After the deal had collapsed, ADC issued a termination notice in January. It also warned that “the Board of Archangel is now considering future options for the Corporation including financing options and a potential resumption of the litigation currently suspended.”
A LUKoil spokesman told Minesite it has no comment on the Denver court developments. Metalloinvest, the Usmanov holding, said is unprepared to comment for the time being.
ADC has issued no details of the resumption of the Colorado litigation, or of the reopening of an arbitration court claim by ADC, against the same defendants, in Stockholm, Sweden. News of that move was confirmed by a lawyer representing AGD in a Moscow newspaper on January 22.
An individual shareholder in ADC, John Diamond, has complained this month to ADC’s listing authority, the Ontario Securities Commission (OSC). The complaint was filed with the OSC on March 4. It charges ADC with “repeated failures of ADC to honor its disclosure obligations to its shareholders”. The OSC is requested to order ADC “to advise its shareholders of all material facts” concerning the litigation now under way again.

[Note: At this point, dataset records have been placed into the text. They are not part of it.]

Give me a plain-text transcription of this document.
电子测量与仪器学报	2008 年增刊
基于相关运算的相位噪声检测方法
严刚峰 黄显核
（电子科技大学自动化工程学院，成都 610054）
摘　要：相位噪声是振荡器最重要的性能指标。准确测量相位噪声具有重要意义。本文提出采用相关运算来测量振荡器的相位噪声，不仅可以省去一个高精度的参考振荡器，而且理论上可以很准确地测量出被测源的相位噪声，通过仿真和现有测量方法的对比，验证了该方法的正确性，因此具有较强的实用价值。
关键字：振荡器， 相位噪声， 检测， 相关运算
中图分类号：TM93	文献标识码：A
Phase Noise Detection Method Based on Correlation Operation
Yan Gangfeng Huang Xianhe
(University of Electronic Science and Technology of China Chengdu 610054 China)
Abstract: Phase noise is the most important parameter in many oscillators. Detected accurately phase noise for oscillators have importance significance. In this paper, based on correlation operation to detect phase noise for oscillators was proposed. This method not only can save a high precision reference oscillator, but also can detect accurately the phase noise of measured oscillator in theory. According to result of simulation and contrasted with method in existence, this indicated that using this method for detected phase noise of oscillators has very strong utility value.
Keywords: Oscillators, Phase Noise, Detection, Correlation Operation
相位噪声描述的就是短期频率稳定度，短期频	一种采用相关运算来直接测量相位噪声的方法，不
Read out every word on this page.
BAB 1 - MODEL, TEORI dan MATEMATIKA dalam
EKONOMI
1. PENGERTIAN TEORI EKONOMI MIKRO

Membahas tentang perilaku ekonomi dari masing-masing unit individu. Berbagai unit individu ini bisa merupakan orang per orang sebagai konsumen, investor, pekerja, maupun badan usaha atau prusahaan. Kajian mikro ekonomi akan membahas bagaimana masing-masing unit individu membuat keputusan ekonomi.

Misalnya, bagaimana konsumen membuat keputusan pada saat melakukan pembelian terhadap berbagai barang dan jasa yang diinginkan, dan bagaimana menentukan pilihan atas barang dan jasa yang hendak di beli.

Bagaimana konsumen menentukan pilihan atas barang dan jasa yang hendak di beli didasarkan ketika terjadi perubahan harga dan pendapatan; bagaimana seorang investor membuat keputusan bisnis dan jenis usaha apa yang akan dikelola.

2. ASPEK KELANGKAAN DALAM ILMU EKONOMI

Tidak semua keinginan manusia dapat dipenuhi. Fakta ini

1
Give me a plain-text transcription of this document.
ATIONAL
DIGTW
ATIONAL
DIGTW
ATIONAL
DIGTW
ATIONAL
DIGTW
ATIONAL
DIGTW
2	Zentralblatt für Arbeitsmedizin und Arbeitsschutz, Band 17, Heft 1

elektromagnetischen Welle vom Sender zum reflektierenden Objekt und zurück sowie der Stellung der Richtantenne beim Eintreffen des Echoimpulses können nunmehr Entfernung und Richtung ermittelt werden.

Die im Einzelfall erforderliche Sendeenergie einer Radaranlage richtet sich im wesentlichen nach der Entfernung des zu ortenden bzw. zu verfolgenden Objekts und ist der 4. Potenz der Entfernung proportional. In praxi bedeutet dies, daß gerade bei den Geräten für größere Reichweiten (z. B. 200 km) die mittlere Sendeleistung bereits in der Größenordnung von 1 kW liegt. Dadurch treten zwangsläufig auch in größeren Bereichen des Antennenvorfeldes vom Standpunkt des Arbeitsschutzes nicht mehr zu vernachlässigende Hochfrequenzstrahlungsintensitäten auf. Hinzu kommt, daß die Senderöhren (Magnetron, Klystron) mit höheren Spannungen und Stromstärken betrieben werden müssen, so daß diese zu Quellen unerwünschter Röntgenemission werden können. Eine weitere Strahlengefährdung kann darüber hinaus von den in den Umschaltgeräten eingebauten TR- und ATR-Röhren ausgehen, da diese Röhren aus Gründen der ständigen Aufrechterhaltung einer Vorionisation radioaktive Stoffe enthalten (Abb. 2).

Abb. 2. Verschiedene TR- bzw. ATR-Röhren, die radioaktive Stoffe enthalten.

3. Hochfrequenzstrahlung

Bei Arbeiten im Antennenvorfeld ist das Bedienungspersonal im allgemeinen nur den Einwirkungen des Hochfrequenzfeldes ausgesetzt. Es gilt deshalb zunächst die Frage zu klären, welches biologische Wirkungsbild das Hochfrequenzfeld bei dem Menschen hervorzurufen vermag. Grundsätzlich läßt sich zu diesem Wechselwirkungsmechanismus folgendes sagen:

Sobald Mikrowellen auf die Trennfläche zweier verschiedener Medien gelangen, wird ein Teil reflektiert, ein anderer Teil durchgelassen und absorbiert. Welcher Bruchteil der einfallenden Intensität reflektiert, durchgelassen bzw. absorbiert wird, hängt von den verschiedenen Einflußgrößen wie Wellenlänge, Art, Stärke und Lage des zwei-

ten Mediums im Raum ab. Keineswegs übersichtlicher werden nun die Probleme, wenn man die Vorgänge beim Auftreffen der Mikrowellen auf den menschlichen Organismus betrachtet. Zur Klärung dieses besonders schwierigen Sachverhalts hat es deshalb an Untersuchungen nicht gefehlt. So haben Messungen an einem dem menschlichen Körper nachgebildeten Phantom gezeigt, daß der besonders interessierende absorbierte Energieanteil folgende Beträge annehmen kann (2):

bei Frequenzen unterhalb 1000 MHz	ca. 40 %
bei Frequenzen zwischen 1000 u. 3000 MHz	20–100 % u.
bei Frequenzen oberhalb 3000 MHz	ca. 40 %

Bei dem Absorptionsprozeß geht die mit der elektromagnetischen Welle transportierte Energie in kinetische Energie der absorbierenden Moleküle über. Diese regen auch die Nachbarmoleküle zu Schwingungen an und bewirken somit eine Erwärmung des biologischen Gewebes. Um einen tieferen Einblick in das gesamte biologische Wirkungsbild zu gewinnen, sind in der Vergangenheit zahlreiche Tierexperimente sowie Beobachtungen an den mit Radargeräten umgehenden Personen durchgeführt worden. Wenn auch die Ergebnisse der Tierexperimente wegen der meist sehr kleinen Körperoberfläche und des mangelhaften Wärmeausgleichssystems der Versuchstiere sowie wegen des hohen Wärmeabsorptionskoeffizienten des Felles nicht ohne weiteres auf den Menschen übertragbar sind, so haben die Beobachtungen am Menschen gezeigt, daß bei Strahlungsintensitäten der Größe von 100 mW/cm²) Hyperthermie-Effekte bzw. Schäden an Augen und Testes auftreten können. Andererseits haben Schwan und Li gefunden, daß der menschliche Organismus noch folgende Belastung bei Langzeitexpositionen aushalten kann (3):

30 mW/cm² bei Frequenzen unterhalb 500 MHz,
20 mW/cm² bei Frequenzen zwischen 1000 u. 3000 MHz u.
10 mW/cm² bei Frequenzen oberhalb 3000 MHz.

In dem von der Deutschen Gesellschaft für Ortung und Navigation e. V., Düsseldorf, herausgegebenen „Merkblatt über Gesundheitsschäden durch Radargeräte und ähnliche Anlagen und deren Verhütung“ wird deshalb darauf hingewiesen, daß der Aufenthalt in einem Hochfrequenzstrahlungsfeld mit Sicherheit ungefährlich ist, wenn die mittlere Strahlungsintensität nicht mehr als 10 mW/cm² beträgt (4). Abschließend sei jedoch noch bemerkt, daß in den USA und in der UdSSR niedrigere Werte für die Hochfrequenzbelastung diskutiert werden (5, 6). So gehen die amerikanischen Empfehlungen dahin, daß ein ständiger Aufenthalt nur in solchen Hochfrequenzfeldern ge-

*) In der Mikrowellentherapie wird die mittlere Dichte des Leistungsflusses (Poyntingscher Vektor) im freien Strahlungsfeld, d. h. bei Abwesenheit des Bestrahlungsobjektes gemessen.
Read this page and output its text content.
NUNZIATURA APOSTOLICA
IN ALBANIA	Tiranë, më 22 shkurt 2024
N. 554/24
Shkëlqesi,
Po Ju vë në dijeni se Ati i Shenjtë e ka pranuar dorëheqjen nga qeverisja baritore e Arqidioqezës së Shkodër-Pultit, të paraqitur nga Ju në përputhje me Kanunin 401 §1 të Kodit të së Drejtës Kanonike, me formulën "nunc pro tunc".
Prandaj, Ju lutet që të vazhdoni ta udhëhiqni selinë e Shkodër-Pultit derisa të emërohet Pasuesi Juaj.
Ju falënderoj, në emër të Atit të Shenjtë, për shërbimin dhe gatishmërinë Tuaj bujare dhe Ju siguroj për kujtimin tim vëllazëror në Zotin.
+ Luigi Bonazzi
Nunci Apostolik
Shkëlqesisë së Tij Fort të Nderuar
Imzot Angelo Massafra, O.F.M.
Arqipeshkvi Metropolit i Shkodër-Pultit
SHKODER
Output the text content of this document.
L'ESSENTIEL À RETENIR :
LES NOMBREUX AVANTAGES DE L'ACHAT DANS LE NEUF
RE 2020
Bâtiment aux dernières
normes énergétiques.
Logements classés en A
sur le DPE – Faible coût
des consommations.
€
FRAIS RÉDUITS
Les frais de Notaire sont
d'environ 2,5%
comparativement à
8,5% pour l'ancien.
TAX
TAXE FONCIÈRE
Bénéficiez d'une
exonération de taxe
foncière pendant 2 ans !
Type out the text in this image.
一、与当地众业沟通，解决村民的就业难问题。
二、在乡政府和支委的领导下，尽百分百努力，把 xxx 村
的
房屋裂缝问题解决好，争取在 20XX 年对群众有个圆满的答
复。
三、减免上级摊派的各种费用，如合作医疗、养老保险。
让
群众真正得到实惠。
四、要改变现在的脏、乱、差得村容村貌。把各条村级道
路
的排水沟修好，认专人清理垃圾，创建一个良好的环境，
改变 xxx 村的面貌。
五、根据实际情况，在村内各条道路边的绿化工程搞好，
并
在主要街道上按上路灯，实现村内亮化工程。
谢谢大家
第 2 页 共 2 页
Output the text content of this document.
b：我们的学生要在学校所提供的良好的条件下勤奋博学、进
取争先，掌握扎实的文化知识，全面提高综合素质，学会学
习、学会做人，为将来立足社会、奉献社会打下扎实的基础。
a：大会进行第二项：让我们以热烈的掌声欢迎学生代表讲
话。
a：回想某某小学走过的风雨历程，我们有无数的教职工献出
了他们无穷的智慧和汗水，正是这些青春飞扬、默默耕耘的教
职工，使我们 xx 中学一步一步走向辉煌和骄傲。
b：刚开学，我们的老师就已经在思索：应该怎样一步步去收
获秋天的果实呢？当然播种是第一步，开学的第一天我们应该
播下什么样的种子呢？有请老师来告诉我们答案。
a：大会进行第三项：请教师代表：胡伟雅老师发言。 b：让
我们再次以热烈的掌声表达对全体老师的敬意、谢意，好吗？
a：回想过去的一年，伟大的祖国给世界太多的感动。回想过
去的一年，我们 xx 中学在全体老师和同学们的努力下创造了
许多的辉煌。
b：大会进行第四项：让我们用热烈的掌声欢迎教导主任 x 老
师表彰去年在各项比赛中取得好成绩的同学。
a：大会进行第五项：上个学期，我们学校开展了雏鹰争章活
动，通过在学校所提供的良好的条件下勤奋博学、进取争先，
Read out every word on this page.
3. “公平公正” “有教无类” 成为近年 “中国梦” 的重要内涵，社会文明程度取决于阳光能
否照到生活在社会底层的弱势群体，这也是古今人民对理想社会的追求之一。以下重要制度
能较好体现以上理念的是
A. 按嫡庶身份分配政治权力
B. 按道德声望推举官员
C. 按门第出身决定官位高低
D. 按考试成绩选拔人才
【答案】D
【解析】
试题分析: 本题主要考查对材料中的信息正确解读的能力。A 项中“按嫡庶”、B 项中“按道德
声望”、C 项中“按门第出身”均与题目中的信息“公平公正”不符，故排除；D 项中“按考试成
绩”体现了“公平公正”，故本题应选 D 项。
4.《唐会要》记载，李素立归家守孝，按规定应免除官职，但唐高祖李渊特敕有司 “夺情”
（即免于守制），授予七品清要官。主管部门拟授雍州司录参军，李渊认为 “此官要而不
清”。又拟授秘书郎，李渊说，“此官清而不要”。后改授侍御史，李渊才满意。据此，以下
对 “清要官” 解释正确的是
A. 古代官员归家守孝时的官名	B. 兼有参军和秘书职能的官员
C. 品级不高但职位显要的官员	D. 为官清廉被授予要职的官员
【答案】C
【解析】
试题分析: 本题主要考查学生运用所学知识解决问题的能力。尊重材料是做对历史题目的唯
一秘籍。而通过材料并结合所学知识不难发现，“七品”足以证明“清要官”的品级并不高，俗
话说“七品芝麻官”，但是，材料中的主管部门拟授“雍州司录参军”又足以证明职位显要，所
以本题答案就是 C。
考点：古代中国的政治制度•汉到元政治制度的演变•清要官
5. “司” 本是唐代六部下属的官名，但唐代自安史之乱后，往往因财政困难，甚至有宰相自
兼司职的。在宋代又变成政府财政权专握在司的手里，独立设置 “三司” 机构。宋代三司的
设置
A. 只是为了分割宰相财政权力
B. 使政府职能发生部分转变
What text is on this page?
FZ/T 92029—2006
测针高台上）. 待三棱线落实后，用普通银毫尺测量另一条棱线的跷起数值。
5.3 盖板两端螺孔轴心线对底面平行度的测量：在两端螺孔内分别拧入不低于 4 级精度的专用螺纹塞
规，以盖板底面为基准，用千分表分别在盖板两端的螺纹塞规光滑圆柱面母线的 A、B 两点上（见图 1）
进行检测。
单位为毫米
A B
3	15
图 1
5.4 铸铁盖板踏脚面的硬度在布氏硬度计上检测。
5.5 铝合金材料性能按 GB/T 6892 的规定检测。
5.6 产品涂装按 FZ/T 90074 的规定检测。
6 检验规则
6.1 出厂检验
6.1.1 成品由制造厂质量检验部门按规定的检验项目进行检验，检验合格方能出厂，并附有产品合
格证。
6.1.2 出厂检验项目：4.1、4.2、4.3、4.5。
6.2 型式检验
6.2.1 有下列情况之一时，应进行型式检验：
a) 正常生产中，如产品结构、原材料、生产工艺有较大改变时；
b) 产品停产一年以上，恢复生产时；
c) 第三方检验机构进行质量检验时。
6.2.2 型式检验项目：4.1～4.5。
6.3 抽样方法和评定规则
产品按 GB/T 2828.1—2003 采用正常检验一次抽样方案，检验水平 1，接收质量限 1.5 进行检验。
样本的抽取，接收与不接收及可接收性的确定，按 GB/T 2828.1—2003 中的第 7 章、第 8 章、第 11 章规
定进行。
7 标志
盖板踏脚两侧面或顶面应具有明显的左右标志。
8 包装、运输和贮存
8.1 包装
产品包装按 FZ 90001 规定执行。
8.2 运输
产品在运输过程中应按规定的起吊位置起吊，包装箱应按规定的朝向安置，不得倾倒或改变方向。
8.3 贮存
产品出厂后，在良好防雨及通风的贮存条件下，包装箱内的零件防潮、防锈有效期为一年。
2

In sporadic trading, ADC’s share peaked at C$2 immediately after the joint venture with LUKoil was announced, and litigation suspended, last April. Since then it has drifted downwards, and except for a brief rally in October, after the Russian government appeared to give its approval for the venture to start, the share has headed towards zero value. It is currently at 0.6 of one Canadian cent; that represents a market value of C$5 million.